In Patagonia
- Cover of the first edition
- Author: Bruce Chatwin
- Language: English
- Genre: Travel
- Publisher: Jonathan Cape
- Publication date: 1977
- Publication place: United Kingdom
- Media type: Print (Hardback & Paperback)
- Pages: 240
- ISBN: 0-224-01419-6
- OCLC: 3687188
- Dewey Decimal: 918.27/04/6
- LC Class: F2936 .C47

= In Patagonia =

1977 travel book by English writer Bruce Chatwin

In Patagonia is an English travel book by Bruce Chatwin, published in 1977. In it, Chatwin describes his travels in Patagonia, the southern part of South America.

==Preparations==

During the Second World War, Chatwin and his mother stayed at the home of his paternal grandparents, who had a curiosity cabinet that fascinated him. Among the items it contained was a "piece of brontosaurus" (actually a mylodon, a giant sloth), which had been sent to Chatwin's grandmother by her cousin Charles Amherst Milward.

In a cave in Chilean Patagonia, Milward had discovered the remains of a giant sloth, which he later sold to the British Museum. He sent his cousin a piece of the animal's skin. The skin was later lost, but it inspired Chatwin decades later to visit Patagonia.

In 1972, Chatwin was hired by the Sunday Times Magazine as an adviser on art and architecture. In 1972, he interviewed the 93-year-old architect and designer Eileen Gray in her Paris salon, where he noticed a map of the area of South America called Patagonia, which she had painted. "I've always wanted to go there," Bruce told her. "So have I," she replied. "Go there for me."

==In Patagonia==

Two years later, in November 1974, Chatwin flew out to Lima, Peru, and reached Patagonia a month later. He would later claim that he sent a telegram to his editor, merely stating: "Have gone to Patagonia." Actually, he sent a letter: "I am doing a story there for myself, something I have always wanted to write up." He spent six months in the area, traveling around, gathering stories of people who came from elsewhere and settled there. He used his quest for his own "piece of brontosaurus" (the one from his grandparents' cabinet had been thrown away years earlier) to frame the story of his trip.

Chatwin described In Patagonia as "the narrative of an actual journey and a symbolic one ... It is supposed to fall into the category or be a spoof of Wonder Voyage: the narrator goes to a far country in search of a strange animal: on his way he lands in strange situations, people or other books tell him strange stories which add up to form a message."

==Content==
The book is experimental in the way that it is structured. It is divided into a total of 97 separate sections, some of which are as short as a lone paragraph. In a sense this construction with its frequent use of digression, rather than a linear structure, mirrors one of the underlying themes of the work as a whole: a meditation upon wandering and nomadism in human life. This is accentuated by the fact that many of the narratives of the people that Chatwin meets in the work involve discussions of the nomadic life.
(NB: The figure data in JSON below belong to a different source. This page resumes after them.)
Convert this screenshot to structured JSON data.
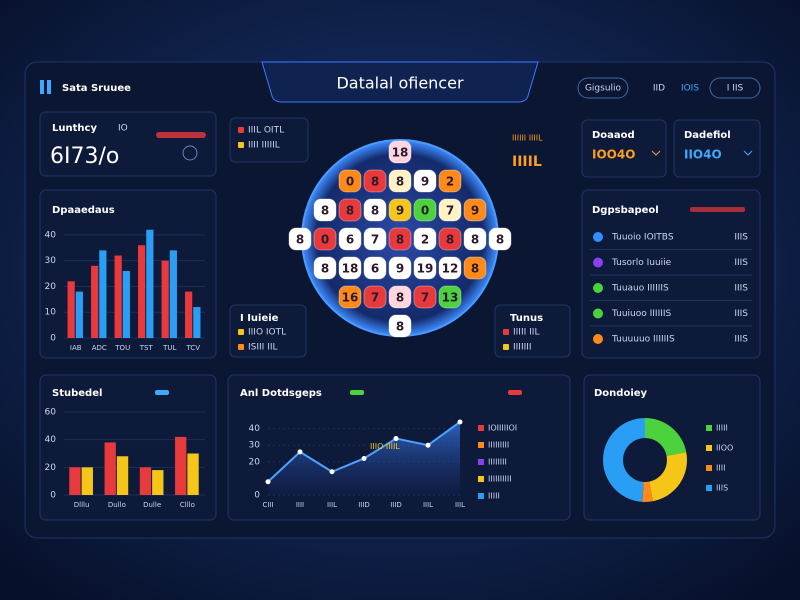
{
  "ui": {
    "brand": "Sata Sruuee",
    "title": "Datalal ofiencer",
    "nav": [
      "Gigsulio",
      "IID",
      "IOIS",
      "I IIS"
    ],
    "stat_card": {
      "title": "Lunthcy",
      "tag": "IO",
      "value": "6I73/o"
    },
    "key_a": [
      {
        "label": "IIIL OITL",
        "color": "#e8393c"
      },
      {
        "label": "IIII IIIIIL",
        "color": "#f5c518"
      }
    ],
    "key_b": {
      "title": "I Iuieie",
      "items": [
        {
          "label": "IIIO IOTL",
          "color": "#f5c518"
        },
        {
          "label": "ISIII IIL",
          "color": "#ff8a1a"
        }
      ]
    },
    "key_c": {
      "title": "IIIIII IIIIL",
      "value": "IIIIL"
    },
    "key_d": {
      "title": "Tunus",
      "items": [
        {
          "label": "IIIII IIL",
          "color": "#e8393c"
        },
        {
          "label": "IIIIIII",
          "color": "#f5c518"
        }
      ]
    },
    "cards": [
      {
        "title": "Doaaod",
        "value": "IOO4O",
        "color": "#ff9f1a"
      },
      {
        "title": "Dadefiol",
        "value": "IIO4O",
        "color": "#3fa9ff"
      }
    ],
    "list": {
      "title": "Dgpsbapeol",
      "items": [
        {
          "label": "Tuuoio IOITBS",
          "value": "IIIS",
          "color": "#2f8fff"
        },
        {
          "label": "Tusorlo Iuuiie",
          "value": "IIIS",
          "color": "#8a3ff0"
        },
        {
          "label": "Tuuauo IIIIIIS",
          "value": "IIIS",
          "color": "#4bd23c"
        },
        {
          "label": "Tuuiuoo IIIIIIS",
          "value": "IIIS",
          "color": "#4bd23c"
        },
        {
          "label": "Tuuuuuo IIIIIIS",
          "value": "IIIS",
          "color": "#ff8a1a"
        }
      ]
    },
    "ball_grid": {
      "rows": [
        [
          {
            "label": "18",
            "color": "#ffd6e0"
          }
        ],
        [
          {
            "label": "0",
            "color": "#ff8a1a"
          },
          {
            "label": "8",
            "color": "#e8393c"
          },
          {
            "label": "8",
            "color": "#fff2c4"
          },
          {
            "label": "9",
            "color": "#ffffff"
          },
          {
            "label": "2",
            "color": "#ff8a1a"
          }
        ],
        [
          {
            "label": "8",
            "color": "#ffffff"
          },
          {
            "label": "8",
            "color": "#e8393c"
          },
          {
            "label": "8",
            "color": "#ffffff"
          },
          {
            "label": "9",
            "color": "#f5c518"
          },
          {
            "label": "0",
            "color": "#4bd23c"
          },
          {
            "label": "7",
            "color": "#fff2c4"
          },
          {
            "label": "9",
            "color": "#ff8a1a"
          }
        ],
        [
          {
            "label": "8",
            "color": "#ffffff"
          },
          {
            "label": "0",
            "color": "#e8393c"
          },
          {
            "label": "6",
            "color": "#ffffff"
          },
          {
            "label": "7",
            "color": "#ffffff"
          },
          {
            "label": "8",
            "color": "#e8393c"
          },
          {
            "label": "2",
            "color": "#ffffff"
          },
          {
            "label": "8",
            "color": "#e8393c"
          },
          {
            "label": "8",
            "color": "#ffffff"
          },
          {
            "label": "8",
            "color": "#ffffff"
          }
        ],
        [
          {
            "label": "8",
            "color": "#ffffff"
          },
          {
            "label": "18",
            "color": "#ffffff"
          },
          {
            "label": "6",
            "color": "#ffffff"
          },
          {
            "label": "9",
            "color": "#ffffff"
          },
          {
            "label": "19",
            "color": "#ffffff"
          },
          {
            "label": "12",
            "color": "#ffffff"
          },
          {
            "label": "8",
            "color": "#ff8a1a"
          }
        ],
        [
          {
            "label": "16",
            "color": "#ff8a1a"
          },
          {
            "label": "7",
            "color": "#e8393c"
          },
          {
            "label": "8",
            "color": "#ffd6e0"
          },
          {
            "label": "7",
            "color": "#e8393c"
          },
          {
            "label": "13",
            "color": "#4bd23c"
          }
        ],
        [
          {
            "label": "8",
            "color": "#ffffff"
          }
        ]
      ]
    }
  },
  "chart_data": [
    {
      "type": "bar",
      "title": "Dpaaedaus",
      "categories": [
        "IAB",
        "ADC",
        "TOU",
        "TST",
        "TUL",
        "TCV"
      ],
      "series": [
        {
          "color": "#e8393c",
          "values": [
            22,
            28,
            32,
            36,
            30,
            18
          ]
        },
        {
          "color": "#2a9df4",
          "values": [
            18,
            34,
            26,
            42,
            34,
            12
          ]
        }
      ],
      "ylim": [
        0,
        45
      ],
      "yticks": [
        0,
        10,
        20,
        30,
        40
      ]
    },
    {
      "type": "bar",
      "title": "Stubedel",
      "categories": [
        "Dlllu",
        "Dullo",
        "Dulle",
        "Clllo"
      ],
      "series": [
        {
          "color": "#e8393c",
          "values": [
            20,
            38,
            20,
            42
          ]
        },
        {
          "color": "#f5c518",
          "values": [
            20,
            28,
            18,
            30
          ]
        }
      ],
      "ylim": [
        0,
        60
      ],
      "yticks": [
        0,
        20,
        40,
        60
      ]
    },
    {
      "type": "line",
      "title": "Anl Dotdsgeps",
      "annotation": "IIIO IIIIL",
      "categories": [
        "CIII",
        "IIII",
        "IIIL",
        "IIID",
        "IIID",
        "IIIL",
        "IIIL"
      ],
      "values": [
        8,
        26,
        14,
        22,
        34,
        30,
        44
      ],
      "color": "#4da3ff",
      "ylim": [
        0,
        50
      ],
      "yticks": [
        0,
        20,
        30,
        40
      ],
      "legend": [
        {
          "label": "IOIIIIIOI",
          "color": "#e8393c"
        },
        {
          "label": "IIIIIIIII",
          "color": "#ff8a1a"
        },
        {
          "label": "IIIIIIII",
          "color": "#8a3ff0"
        },
        {
          "label": "IIIIIIIIII",
          "color": "#f5c518"
        },
        {
          "label": "IIIII",
          "color": "#2a9df4"
        }
      ]
    },
    {
      "type": "pie",
      "title": "Dondoiey",
      "categories": [
        "IIIII",
        "IIOO",
        "IIII",
        "IIIS"
      ],
      "values": [
        22,
        25,
        4,
        49
      ],
      "colors": [
        "#4bd23c",
        "#f5c518",
        "#ff8a1a",
        "#2a9df4"
      ]
    }
  ]
}
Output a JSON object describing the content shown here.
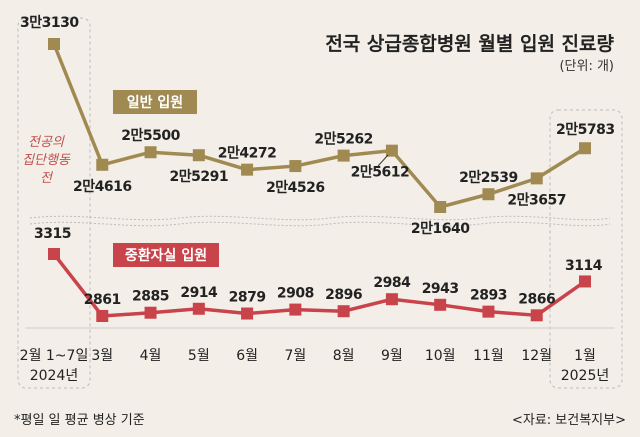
{
  "chart_data": {
    "type": "line",
    "title": "전국 상급종합병원 월별 입원 진료량",
    "unit": "(단위: 개)",
    "categories": [
      {
        "line1": "2월 1~7일",
        "line2": "2024년"
      },
      {
        "line1": "3월",
        "line2": ""
      },
      {
        "line1": "4월",
        "line2": ""
      },
      {
        "line1": "5월",
        "line2": ""
      },
      {
        "line1": "6월",
        "line2": ""
      },
      {
        "line1": "7월",
        "line2": ""
      },
      {
        "line1": "8월",
        "line2": ""
      },
      {
        "line1": "9월",
        "line2": ""
      },
      {
        "line1": "10월",
        "line2": ""
      },
      {
        "line1": "11월",
        "line2": ""
      },
      {
        "line1": "12월",
        "line2": ""
      },
      {
        "line1": "1월",
        "line2": "2025년"
      }
    ],
    "series": [
      {
        "name": "일반 입원",
        "color": "#a08a52",
        "values": [
          33130,
          24616,
          25500,
          25291,
          24272,
          24526,
          25262,
          25612,
          21640,
          22539,
          23657,
          25783
        ],
        "labels": [
          "3만3130",
          "2만4616",
          "2만5500",
          "2만5291",
          "2만4272",
          "2만4526",
          "2만5262",
          "2만5612",
          "2만1640",
          "2만2539",
          "2만3657",
          "2만5783"
        ]
      },
      {
        "name": "중환자실 입원",
        "color": "#c9434a",
        "values": [
          3315,
          2861,
          2885,
          2914,
          2879,
          2908,
          2896,
          2984,
          2943,
          2893,
          2866,
          3114
        ],
        "labels": [
          "3315",
          "2861",
          "2885",
          "2914",
          "2879",
          "2908",
          "2896",
          "2984",
          "2943",
          "2893",
          "2866",
          "3114"
        ]
      }
    ],
    "annotation": [
      "전공의",
      "집단행동",
      "전"
    ],
    "footnote": "*평일 일 평균 병상 기준",
    "source": "<자료: 보건복지부>"
  }
}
Chatwin's route takes him from Buenos Aires south through Argentina as far as Ushuaia, and thence to Punta Arenas, Puerto Natales and the Cueva del Milodon in Chile. The many topics he discusses in the book include the landscape and wildlife of Patagonia, the history of European exploration and settlement, Butch Cassidy's time in Patagonia, anarchists and strikers, and the fate of the native inhabitants.

==Reception==
This work established Chatwin's reputation as a travel writer. One of his biographers, Nicholas Murray, called In Patagonia "one of the most strikingly original postwar English travel books" and said that it revitalised the genre of travel writing.

The New York Times described it as a "little masterpiece of travel, history, and adventure." Some reviewers compared it with classics of travel literature such as Travels by Sir John Mandeville, Eothen by Alexander Kinglake and The Road to Oxiana by Robert Byron.

However, residents in the region contradicted the account of events depicted in Chatwin's book. It was the first time in his career, but not the last, that conversations and characters which Chatwin presented as fact were later alleged to be fiction. In the words of his biographer Nicholas Shakespeare, "Critics ... suspected that a number of Chatwin's brontosauri were mylodons."

Some editions of In Patagonia contain 15 black and white photographs by Chatwin. According to Susannah Clapp, who edited the book, "Rebecca West amused Chatwin by telling him that these were so good they rendered superfluous the entire text of the book."

==Prizes==

For In Patagonia Chatwin received the Hawthornden Prize and the E. M. Forster Award from the American Academy of Arts and Letters.